Her neyse işte Ahmet Hakan, nankörlüğün, olumsuzluğun, güvenilmezliğin, ispiyonculuğun ve değerleri toptan satmışlığın hülasası gibidir.
Ahmet Hakan’laşan başka özneler olduğu gibi o potansiyele sahip olanlar da vardır elbette.
Buraya kadar keyifle okuduk değil mi?
Haydi, bundan sonrasını da aynı keyifle okumaya devam…
Geçen gün 4 kişi, fena halde dövmüş Ahmet Hakan’ı.
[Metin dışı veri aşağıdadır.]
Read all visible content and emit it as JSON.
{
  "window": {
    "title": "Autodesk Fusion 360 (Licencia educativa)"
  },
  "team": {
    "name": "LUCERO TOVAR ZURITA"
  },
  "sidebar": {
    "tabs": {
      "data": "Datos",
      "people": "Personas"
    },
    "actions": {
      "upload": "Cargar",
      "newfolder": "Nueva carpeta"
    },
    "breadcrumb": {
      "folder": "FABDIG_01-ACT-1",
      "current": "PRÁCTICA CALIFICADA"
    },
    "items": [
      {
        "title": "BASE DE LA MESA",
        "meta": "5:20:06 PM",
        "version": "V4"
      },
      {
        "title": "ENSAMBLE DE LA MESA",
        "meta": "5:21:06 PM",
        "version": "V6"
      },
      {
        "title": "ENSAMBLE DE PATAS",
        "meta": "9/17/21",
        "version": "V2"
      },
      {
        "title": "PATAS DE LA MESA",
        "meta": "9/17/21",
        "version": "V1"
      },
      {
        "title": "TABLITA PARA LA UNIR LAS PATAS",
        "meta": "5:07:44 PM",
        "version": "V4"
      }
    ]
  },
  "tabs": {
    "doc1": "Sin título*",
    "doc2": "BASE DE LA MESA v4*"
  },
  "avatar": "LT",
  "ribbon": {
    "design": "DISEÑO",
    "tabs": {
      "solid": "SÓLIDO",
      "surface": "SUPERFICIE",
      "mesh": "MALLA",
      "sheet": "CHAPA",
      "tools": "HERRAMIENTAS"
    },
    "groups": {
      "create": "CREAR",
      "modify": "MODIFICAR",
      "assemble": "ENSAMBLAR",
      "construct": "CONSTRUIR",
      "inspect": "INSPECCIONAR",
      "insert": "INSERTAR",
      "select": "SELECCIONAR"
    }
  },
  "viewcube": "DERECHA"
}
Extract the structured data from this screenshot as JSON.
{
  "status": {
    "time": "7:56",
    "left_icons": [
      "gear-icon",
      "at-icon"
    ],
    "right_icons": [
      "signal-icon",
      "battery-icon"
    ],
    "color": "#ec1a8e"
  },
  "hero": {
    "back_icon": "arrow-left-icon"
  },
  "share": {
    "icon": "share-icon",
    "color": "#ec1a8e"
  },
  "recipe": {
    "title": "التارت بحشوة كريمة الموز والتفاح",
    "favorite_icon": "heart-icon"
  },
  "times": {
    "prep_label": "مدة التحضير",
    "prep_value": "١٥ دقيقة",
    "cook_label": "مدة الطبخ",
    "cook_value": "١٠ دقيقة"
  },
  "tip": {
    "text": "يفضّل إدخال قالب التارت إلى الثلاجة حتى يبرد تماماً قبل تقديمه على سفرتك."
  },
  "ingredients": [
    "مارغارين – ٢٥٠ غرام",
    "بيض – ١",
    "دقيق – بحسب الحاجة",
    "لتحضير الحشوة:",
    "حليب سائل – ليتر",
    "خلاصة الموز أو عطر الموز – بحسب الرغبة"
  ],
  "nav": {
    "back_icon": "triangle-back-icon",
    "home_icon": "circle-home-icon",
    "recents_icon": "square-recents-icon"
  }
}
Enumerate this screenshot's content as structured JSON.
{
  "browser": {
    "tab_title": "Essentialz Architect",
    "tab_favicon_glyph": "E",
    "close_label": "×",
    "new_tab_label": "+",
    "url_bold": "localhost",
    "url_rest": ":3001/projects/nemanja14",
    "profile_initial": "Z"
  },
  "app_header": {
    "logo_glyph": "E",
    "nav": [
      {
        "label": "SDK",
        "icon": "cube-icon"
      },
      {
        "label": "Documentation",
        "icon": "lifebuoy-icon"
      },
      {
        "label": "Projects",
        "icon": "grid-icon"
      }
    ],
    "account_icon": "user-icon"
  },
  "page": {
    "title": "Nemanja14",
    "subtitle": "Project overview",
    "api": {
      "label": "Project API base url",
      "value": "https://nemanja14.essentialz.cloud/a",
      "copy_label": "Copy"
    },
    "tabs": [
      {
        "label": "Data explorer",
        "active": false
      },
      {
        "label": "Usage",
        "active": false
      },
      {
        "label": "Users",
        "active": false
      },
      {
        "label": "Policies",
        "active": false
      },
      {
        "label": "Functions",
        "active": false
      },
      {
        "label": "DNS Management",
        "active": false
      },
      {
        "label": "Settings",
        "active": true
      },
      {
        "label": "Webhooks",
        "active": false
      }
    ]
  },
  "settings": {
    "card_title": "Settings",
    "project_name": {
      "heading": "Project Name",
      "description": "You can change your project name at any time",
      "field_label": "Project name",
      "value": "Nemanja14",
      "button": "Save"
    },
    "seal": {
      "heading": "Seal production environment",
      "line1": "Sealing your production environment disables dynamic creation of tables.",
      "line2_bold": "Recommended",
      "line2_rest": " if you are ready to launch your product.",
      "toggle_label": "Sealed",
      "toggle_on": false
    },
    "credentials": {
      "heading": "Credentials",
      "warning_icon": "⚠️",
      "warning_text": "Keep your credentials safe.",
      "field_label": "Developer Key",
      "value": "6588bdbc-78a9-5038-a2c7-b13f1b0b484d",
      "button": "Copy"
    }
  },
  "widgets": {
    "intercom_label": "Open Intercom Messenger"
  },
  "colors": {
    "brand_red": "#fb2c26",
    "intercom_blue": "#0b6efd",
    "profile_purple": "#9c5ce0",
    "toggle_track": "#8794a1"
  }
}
Biz de, sosyal medyada bu menfur hadiseyi kınadık…
Olması gereken buydu zira…
Bu tavrımızdan ötürü bizden birilerinin eleştirileri çok ilginçti doğrusu.
Akıl veren mi dersiniz, çirkin ifadelere başvuran mı…
Üstüne üstlük bize düşman olanlar da çok rahatsız oldular bundan.
Onları anlıyorum çünkü gübre böceği güzel kokudan rahatsız olur.
Peki, ya bizimkiler?
Yoksa biz, şiddete, ahlâksızlığa, belden aşağı vuran zavallı tarza, iftiraya, yalan habere ve daha bir sürü haksızlıklara karşı değiliz de bunları savunuyor muyuz?
Hürriyet, bu hadisenin ardından AK Parti’lileri hedef gösteren yayınlar yapmışmış!
Yapsın!
Hürriyete ahlâksızlık, öteden beri yakışmıyor muydu zaten?
Onlar ahlâksızlık, hadi daha sertini söyleyeyim, alçaklık yapıyor diye biz bir yanlışı kınamayacak mıyız?
Sahi, Paralel İhanet Çetesi’nin şenaatlerine neden itiraz ettik başından beri?
Biz, “Hakkı ve sabrı tavsiye edenler” değil miyiz?
“Bir topluluğa olan düşmanlığınız sizi adaletsizliğe sevk etmesin” emr-i ilahisini öpüp başımıza koymamış mıydık?
Efendimize (s.a.v) sormuşlar, “Mü’min kimdir?” ya Resulullah!
“İnsanların elinden ve dilinden emin olduğu kimse!..” diye cevaplamış Fahr-i Kainat…
Eğer biz, yukarıda saydığım müsbet unsurların sahipleri emin kimseler isek, dövülenin yahut gadre uğratılanın kimliğine bakmadan, “şiddet olgusunun” bizatihi kendisini reddetmeli değil miyiz?
Soruyorlar, “bize mi kaldı?” diye!
Evet, tam da bize kaldı!
Üstelik onlar bu hadise üzerinden ahlâksızlığa ve alçaklığa devam ederlerken, tam da bize kaldı!
Zira, bizi onlardan tefrik eden en mühim alamet-i farikalardan birisi budur!
Çünkü biz, elhamdülillah, Müslüman’ız!
Yoksa, bu böyle değil de biz mi yanlış biliyoruz?